In the 1970s, an alliance of elite interests began preparing to roll back the measures that created the American middle class and launched a full-scale class war during the 1980s under the banner of the Reagan revolution.Corporate interests provided the money and controlled the real agenda. Religious fundamentalists provided votes in return for lip service to a conservative social agenda opposing abortion, family planning, and gay marriage. Libertarians provided an ideological framework removing constraints to the unlimited concentration of wealth in the name of market freedom. Neo-conservatives provided justification for wars and outsized military expenditures to swell the profits of the defense industry and secure corporate access to the world's resources and markets.

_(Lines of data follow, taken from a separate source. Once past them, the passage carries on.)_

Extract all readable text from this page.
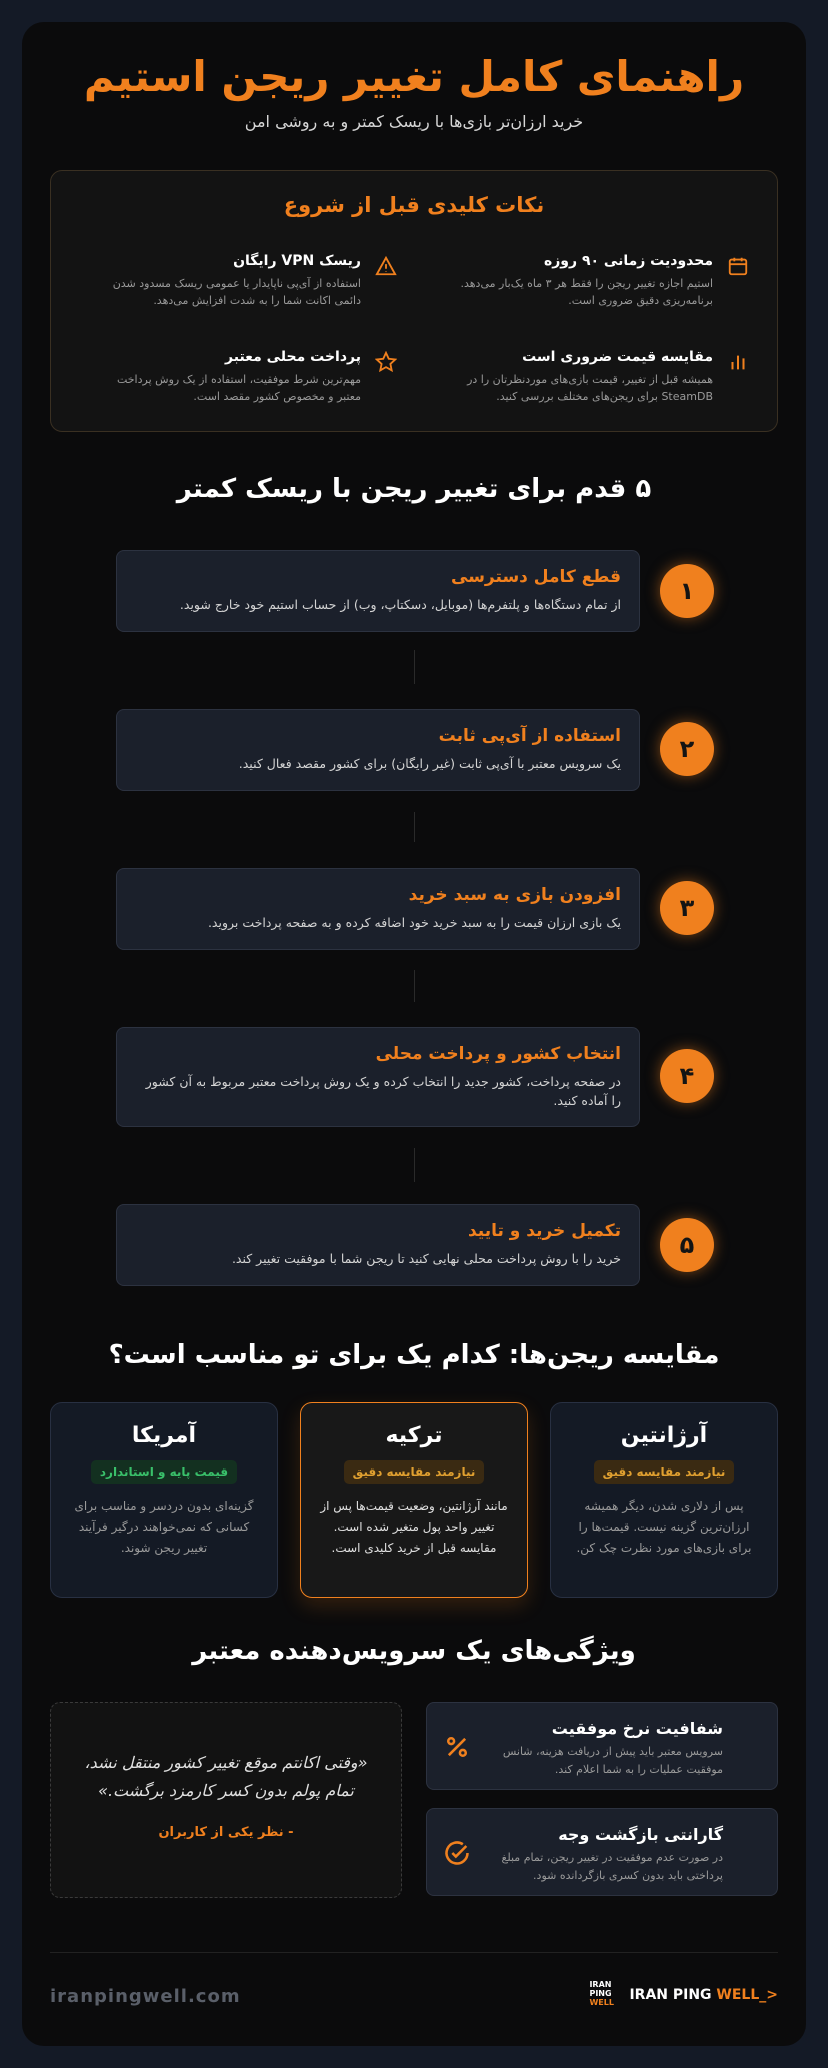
راهنمای کامل تغییر ریجن استیم
خرید ارزان‌تر بازی‌ها با ریسک کمتر و به روشی امن
نکات کلیدی قبل از شروع
محدودیت زمانی ۹۰ روزه
استیم اجازه تغییر ریجن را فقط هر ۳ ماه یک‌بار می‌دهد. برنامه‌ریزی دقیق ضروری است.
ریسک VPN رایگان
استفاده از آی‌پی ناپایدار یا عمومی ریسک مسدود شدن دائمی اکانت شما را به شدت افزایش می‌دهد.
مقایسه قیمت ضروری است
همیشه قبل از تغییر، قیمت بازی‌های موردنظرتان را در SteamDB برای ریجن‌های مختلف بررسی کنید.
پرداخت محلی معتبر
مهم‌ترین شرط موفقیت، استفاده از یک روش پرداخت معتبر و مخصوص کشور مقصد است.
۵ قدم برای تغییر ریجن با ریسک کمتر
قطع کامل دسترسی
از تمام دستگاه‌ها و پلتفرم‌ها (موبایل، دسکتاپ، وب) از حساب استیم خود خارج شوید.	۱
استفاده از آی‌پی ثابت
یک سرویس معتبر با آی‌پی ثابت (غیر رایگان) برای کشور مقصد فعال کنید.
۲
افزودن بازی به سبد خرید
یک بازی ارزان قیمت را به سبد خرید خود اضافه کرده و به صفحه پرداخت بروید.
۳
انتخاب کشور و پرداخت محلی
در صفحه پرداخت، کشور جدید را انتخاب کرده و یک روش پرداخت معتبر مربوط به آن کشور را آماده کنید.
۴
تکمیل خرید و تایید
خرید را با روش پرداخت محلی نهایی کنید تا ریجن شما با موفقیت تغییر کند.	۵
مقایسه ریجن‌ها: کدام یک برای تو مناسب است؟
آرژانتین
نیازمند مقایسه دقیق
پس از دلاری شدن، دیگر همیشه ارزان‌ترین گزینه نیست. قیمت‌ها را برای بازی‌های مورد نظرت چک کن.
ترکیه
نیازمند مقایسه دقیق
مانند آرژانتین، وضعیت قیمت‌ها پس از تغییر واحد پول متغیر شده است. مقایسه قبل از خرید کلیدی است.
آمریکا
قیمت پایه و استاندارد
گزینه‌ای بدون دردسر و مناسب برای کسانی که نمی‌خواهند درگیر فرآیند تغییر ریجن شوند.
ویژگی‌های یک سرویس‌دهنده معتبر
شفافیت نرخ موفقیت
سرویس معتبر باید پیش از دریافت هزینه، شانس موفقیت عملیات را به شما اعلام کند.
گارانتی بازگشت وجه
در صورت عدم موفقیت در تغییر ریجن، تمام مبلغ پرداختی باید بدون کسری بازگردانده شود.
«وقتی اکانتم موقع تغییر کشور منتقل نشد، تمام پولم بدون کسر کارمزد برگشت.»
- نظر یکی از کاربران
iranpingwell.com
IRAN
PING
WELL IRAN PING WELL_>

In 1950, arguably the peak of U.S. global power, manufacturing accounted for 29 percent of the U.S. gross domestic product and financial services for 11 percent. By 2005, manufacturing accounted for only 12 percent of the GDP, and financial services for 20 percent--more than manufacturing, health, and wholesale/retail combined. This weakened unions, put downward pressure on wages, and increased the power of the owning class.Once in power, the Reagan administration rolled back taxes on the wealthiest Americans, ended robust antitrust enforcement, and launched a stunningly successful campaign to make finance the U.S. economy's dominant and most profitable sector. This process continued seamlessly through subsequent Republican and Democratic administrations.
In 1999, on the recommendation of Wall Street insiders, Congress "modernized" the country's financial system by repealing Glass-Steagall, a Depression-era law that limited commercial banks to commercial banking activities. In 2004, the established requirement that investment banks maintain a 12-to-1 leverage ratio of debt to equity was repealed, leaving them free to make much greater use of borrowed money.
Between 1980 and 2005, there were some 11,500 bank mergers in the United States, an average of 442 per year. As the banking system consolidated, its focus shifted from providing financial services for productive activity on Main Street, to funding speculation on Wall Street.
Hedge funds, the high rollers that led the speculative frenzy responsible for the 2008 financial collapse, proliferated from a few hundred in the early 1990s to some ten thousand in mid-2007, by which time they had more than $1.8 trillion in financial assets under management.
This effort to achieve an upward redistribution of wealth was so successful that from 1980 to 2005, the highest-earning 1 percent of the U.S. population increased its share of taxable income from 9 percent to 19 percent. Most of that gain came from the bottom 90 percent and went to the top tenth of 1 percent. In 2007, the top 400 U.S. tax returns reported an average annual income of $345 million--compared to an average of $12.7 million for the top 427 returns in 1955, adjusted to 2007 dollars.Wall Street used its political influence and control of the money supply to ensure that its players captured virtually all the benefits of productivity gains in the Main Street economy as interest, dividends, financial service fees, and inflated asset prices.
As Wall Street exported its modernization plan to the world, the wealth gap widened almost everywhere. In 2005 Forbes magazine counted 691 billionaires in the world. In 2008, only three years later, it counted 1,250 and estimated their combined net worth at $4.4 trillion. According to a United Nations University study, the richest 2 percent of world's people now own 51 percent of all the world's assets. The poorest 50 percent own only 1 percent.
Efforts to fix Wall Street miss an important point. Wall Street, as we know it, is an instrument of class war that poses a mortal threat to the middle class and democracy. For the sake of our most cherished American ideals, it must be dismantled and replaced.